Security researchers have uncovered a new design flaw in the Google Workspace Domain-Wide Delegation feature.
Named “DeleFriend” by Hunters’ Team Axon, the vulnerability could potentially expose Google Workspace to unauthorized access and privilege escalation in its APIs.
According to an advisory published by the team on Tuesday, exploiting this flaw could lead to the unauthorized access of emails in Gmail, extraction of data from Google Drive and other illicit activities within Google Workspace APIs across all identities in the targeted domain.
DeleFriend permits potential attackers to manipulate established delegations in both Google Cloud Platform (GCP) and Google Workspace. Notably, this manipulation can occur without the high-privilege Super Admin role in Workspace, typically necessary for creating new delegations.

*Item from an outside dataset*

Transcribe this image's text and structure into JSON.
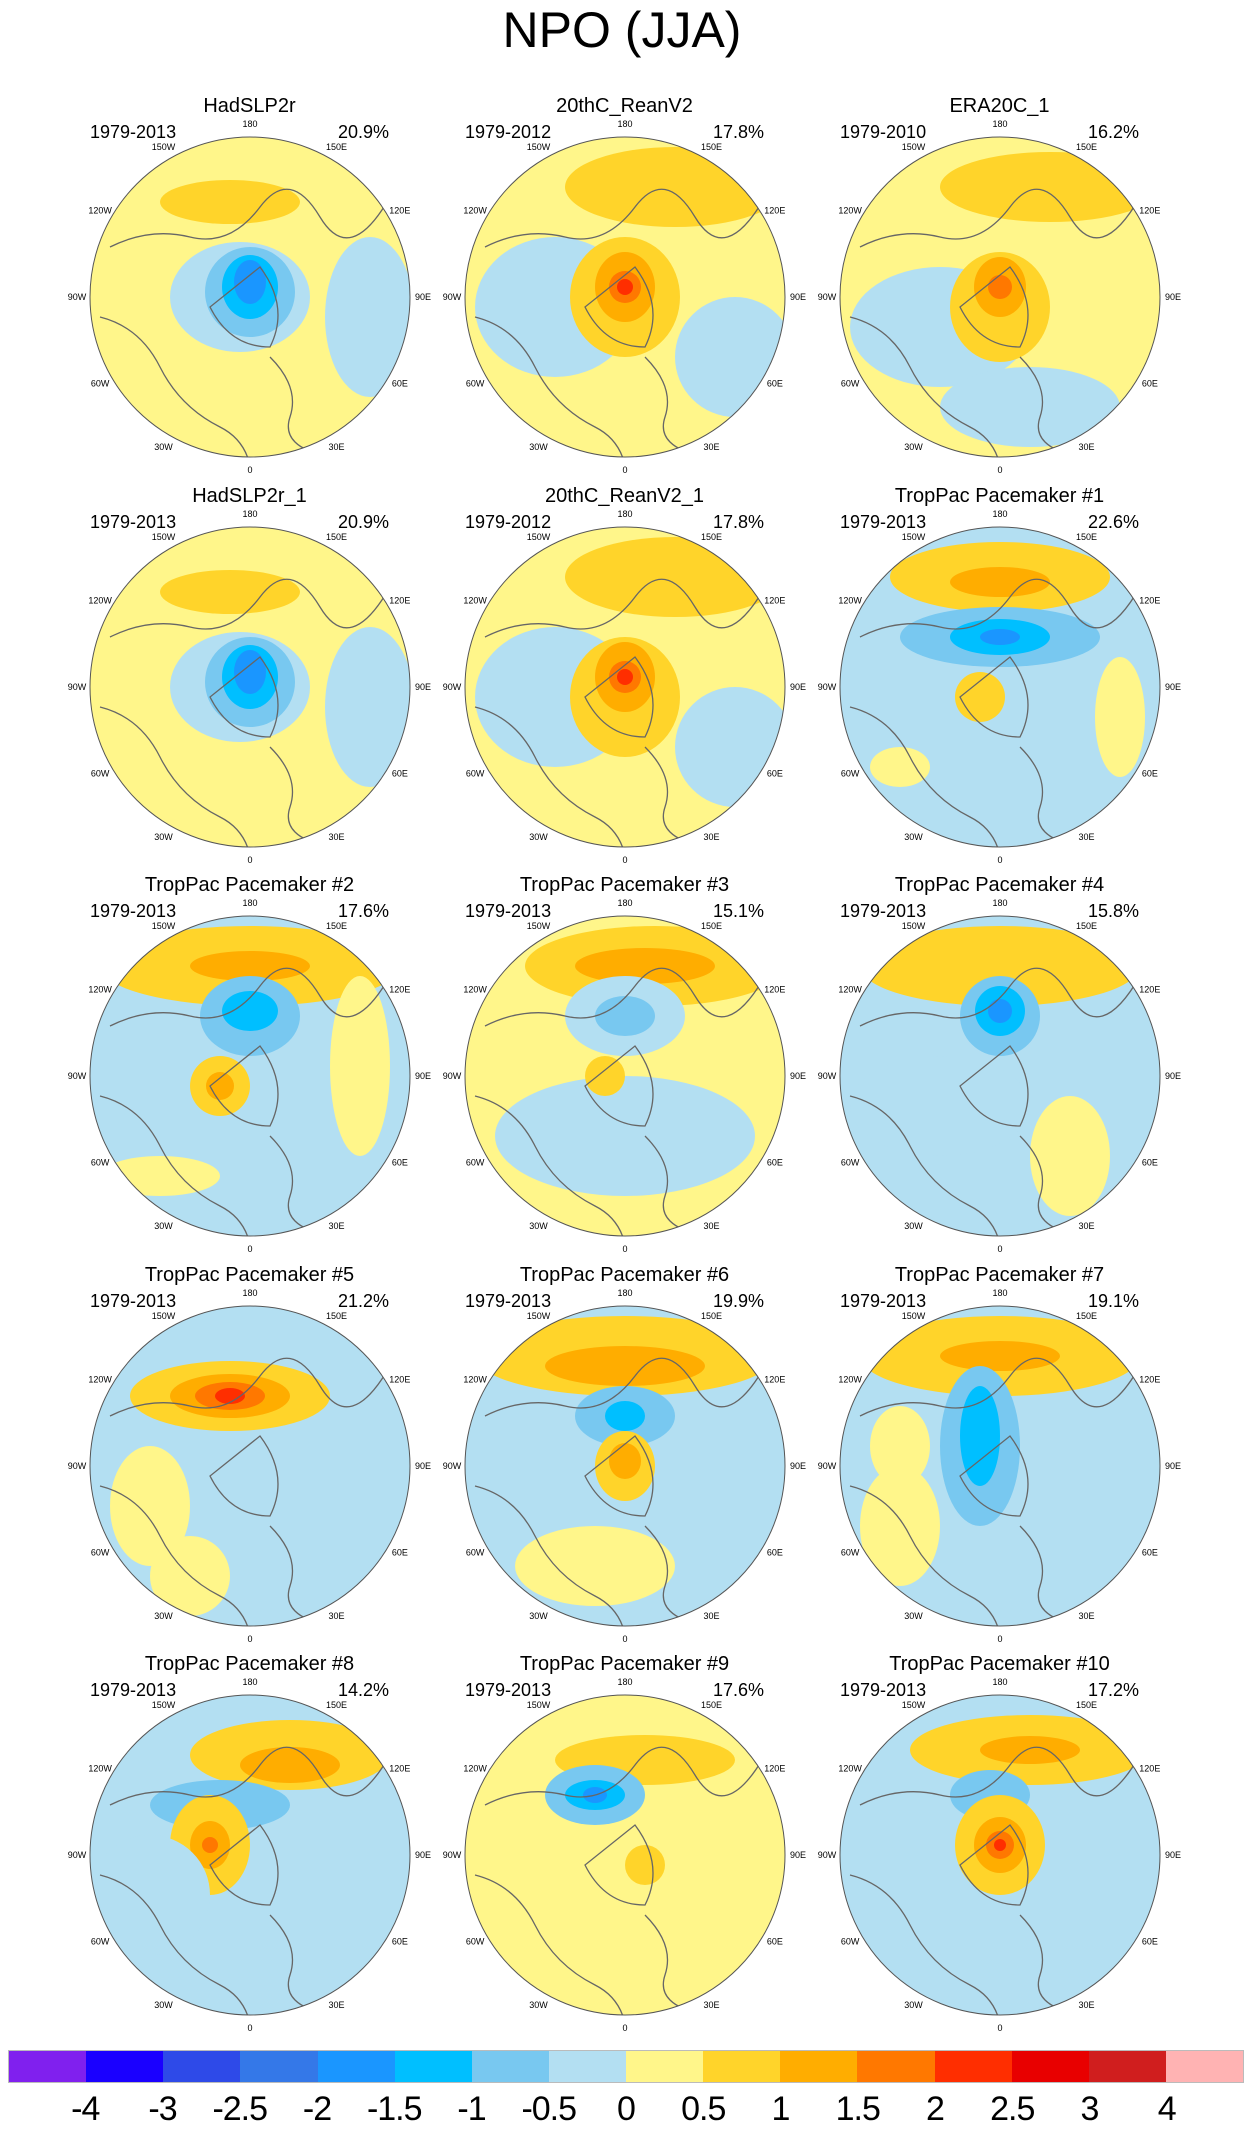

Instead, by having lower-privileged access to a targeted GCP project, attackers can generate multiple JSON web tokens (JWTs) incorporating various OAuth scopes. The objective is to identify successful combinations of private key pairs and authorized OAuth scopes, signaling the activation of domain-wide delegation for the service account.
Team Axon’s research paper also introduced a proof-of-concept tool to evaluate security risks within Google Workspace and GCP environments in relation to this flaw.
“These types of vulnerabilities underscore why having independent visibility into SaaS Data Access is critical,” commented Tim Davis, vice president of solution consulting at DoControl.
“No SaaS platform will ever have perfect security, and this only reiterates the need for having tools in place to recognize, alert, and even automatically remediate when data in a SaaS platform is being accessed via previously unseen or abnormal means, whether by users, APIs, or 3rd party applications.”
Key recommendations outlined in the Hunters blog post include smart role management, limiting OAuth scopes, implementing detection engineering and maintaining a continuous examination of security postures.
The responsible disclosure timeline reveals that the vulnerability was reported to Google on August 7 2023, initially categorized as an “Abuse Risk,” and accepted on October 31 2023. Despite being disclosed, the flaw persists as of the latest update.
“Google is currently reviewing the vulnerability, but in the meantime, security teams using Google Workspace should audit their permissions and be sure that the GCP permissions are locked down to only accounts that need the access,” explained Adam Neel, cyber-research unit detection engineer at Critical Start.
“This permission is commonly given through the ‘Editor’ role, but custom roles could have it as well. To exploit this vulnerability, attackers must have initial access to a GCP IAM user. Without direct access to an account, attackers will be unable to exploit this vulnerability.”